I have been taking photographs, developing the film and making prints since I was nine years old. My mother got used to my yelling, "No! Don't open the door!", as she tried to get into our laundry room in the basement.
By my teens, I learned I needed a more complex camera to control focus, depth of field, and light. My father gave me a modest 35mm rangefinder camerawhich served to get me completely hooked on photography.
Now, fifty plus years later I am still shooting. With the advent of digital cameras and especially digital printers in the late nineties, I am able to pursue my passion with more ease and confidence than any time in my life. The addition of variable ISO in the digital camera adds a fourth dimension to photography. Also the development of Photoshop and other printing software, combined with a wonderfully wide range of archival photo papers, allows precise photo printing that could not be imagined in the wet darkroom days.

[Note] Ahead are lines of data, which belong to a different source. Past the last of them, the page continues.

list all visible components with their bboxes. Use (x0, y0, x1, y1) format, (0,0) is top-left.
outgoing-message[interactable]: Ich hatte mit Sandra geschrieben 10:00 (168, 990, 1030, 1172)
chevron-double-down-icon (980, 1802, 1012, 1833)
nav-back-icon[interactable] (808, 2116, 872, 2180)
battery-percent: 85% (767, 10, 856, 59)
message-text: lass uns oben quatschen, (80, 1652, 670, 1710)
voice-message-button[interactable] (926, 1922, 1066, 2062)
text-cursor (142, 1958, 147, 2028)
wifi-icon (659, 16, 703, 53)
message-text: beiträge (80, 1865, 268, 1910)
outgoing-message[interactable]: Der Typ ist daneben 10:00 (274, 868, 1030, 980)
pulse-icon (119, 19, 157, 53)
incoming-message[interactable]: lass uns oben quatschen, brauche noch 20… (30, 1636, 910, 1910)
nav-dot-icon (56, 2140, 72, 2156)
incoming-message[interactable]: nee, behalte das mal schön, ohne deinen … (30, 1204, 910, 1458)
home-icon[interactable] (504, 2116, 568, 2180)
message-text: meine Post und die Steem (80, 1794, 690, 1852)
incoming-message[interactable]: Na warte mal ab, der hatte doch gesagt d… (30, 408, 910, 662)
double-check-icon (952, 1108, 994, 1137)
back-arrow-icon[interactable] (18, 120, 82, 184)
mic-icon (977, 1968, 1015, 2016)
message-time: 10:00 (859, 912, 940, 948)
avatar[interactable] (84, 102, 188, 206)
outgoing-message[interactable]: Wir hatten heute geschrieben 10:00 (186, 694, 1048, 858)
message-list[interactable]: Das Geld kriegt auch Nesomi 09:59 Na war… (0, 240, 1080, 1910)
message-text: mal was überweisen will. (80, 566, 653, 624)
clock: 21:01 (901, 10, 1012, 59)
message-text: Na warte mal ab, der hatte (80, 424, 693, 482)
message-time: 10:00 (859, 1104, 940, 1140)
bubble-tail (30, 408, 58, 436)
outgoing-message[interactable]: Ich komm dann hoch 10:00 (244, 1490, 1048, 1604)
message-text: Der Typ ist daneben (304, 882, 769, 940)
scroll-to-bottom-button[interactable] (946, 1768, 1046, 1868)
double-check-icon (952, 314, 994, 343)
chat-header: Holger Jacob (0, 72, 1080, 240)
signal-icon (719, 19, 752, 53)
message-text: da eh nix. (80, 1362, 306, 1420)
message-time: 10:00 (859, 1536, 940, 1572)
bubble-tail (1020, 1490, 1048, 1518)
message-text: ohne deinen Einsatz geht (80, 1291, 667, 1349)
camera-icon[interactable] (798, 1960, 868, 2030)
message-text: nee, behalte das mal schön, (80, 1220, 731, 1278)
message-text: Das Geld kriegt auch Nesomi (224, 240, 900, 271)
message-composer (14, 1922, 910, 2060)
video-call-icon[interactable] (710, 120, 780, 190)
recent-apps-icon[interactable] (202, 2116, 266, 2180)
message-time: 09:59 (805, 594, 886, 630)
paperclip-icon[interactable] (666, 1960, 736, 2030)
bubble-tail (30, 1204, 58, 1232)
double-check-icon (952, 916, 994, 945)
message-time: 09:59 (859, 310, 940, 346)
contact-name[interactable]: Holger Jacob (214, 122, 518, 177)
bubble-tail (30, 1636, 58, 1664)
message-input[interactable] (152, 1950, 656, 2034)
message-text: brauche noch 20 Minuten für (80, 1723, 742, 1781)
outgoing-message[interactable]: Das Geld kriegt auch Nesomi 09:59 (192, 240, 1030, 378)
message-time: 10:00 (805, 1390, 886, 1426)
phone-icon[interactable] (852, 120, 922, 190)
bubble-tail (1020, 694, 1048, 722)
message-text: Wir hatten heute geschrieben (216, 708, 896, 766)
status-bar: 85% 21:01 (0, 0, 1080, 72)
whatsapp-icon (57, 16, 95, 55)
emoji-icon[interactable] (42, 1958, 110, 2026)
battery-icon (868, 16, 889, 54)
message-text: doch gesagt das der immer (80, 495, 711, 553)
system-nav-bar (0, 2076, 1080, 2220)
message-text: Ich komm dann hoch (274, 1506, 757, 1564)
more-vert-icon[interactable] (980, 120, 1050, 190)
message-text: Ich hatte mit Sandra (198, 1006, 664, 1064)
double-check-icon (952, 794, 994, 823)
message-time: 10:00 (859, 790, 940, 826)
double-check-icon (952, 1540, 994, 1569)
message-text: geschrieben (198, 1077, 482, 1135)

While I have no formal art education, I have learned in taking workshops from some of the finest photographers/teachers in the country, including Paul Cap0nigro, Eliot Porter, and the best, Jay Maisel.
Since 1982 my work has been included in a variety of exhibitions, including the Springville Art Salon in June of 2014. More recently, since 2007, I have had seven one-man shows. Examples of my work are in the collections of the Utah Museum of Fine Art and the Utah Museum of Contemporary Art.
Several years ago, my good friend Karen Huntsman came to me and asked me if I would consider donating a few of my prints to the brand new Huntsman Cancer Center, which had a lot of blank walls. Since then, it has been my honor and my pleasure to have donated 160 of them, many of them in the patient rooms and mammography rooms. They especially like my flowers, and I have received notes from many friends who were getting mammograms and were distracted from the discomfort of the whole process by a huge rose or poppy.
I am represented in Salt Lake City by Philips Gallery, 444 East Second South, where some of my current work can be seen. On my website you can see images from four of my most recent exhibits.
My wife first learned of my passion for this art on our honeymoon. She was leaning against a tree in Hawaii and I took out my camera. She took her sexiest pose. Then I said, "Would you move, please? I want the tree".
Fifty-five years later, she has learned to live with this. If you have a photographer for a partner, my suggestion is to buy your own camera and get busy. There's a good chance you'll get hooked too.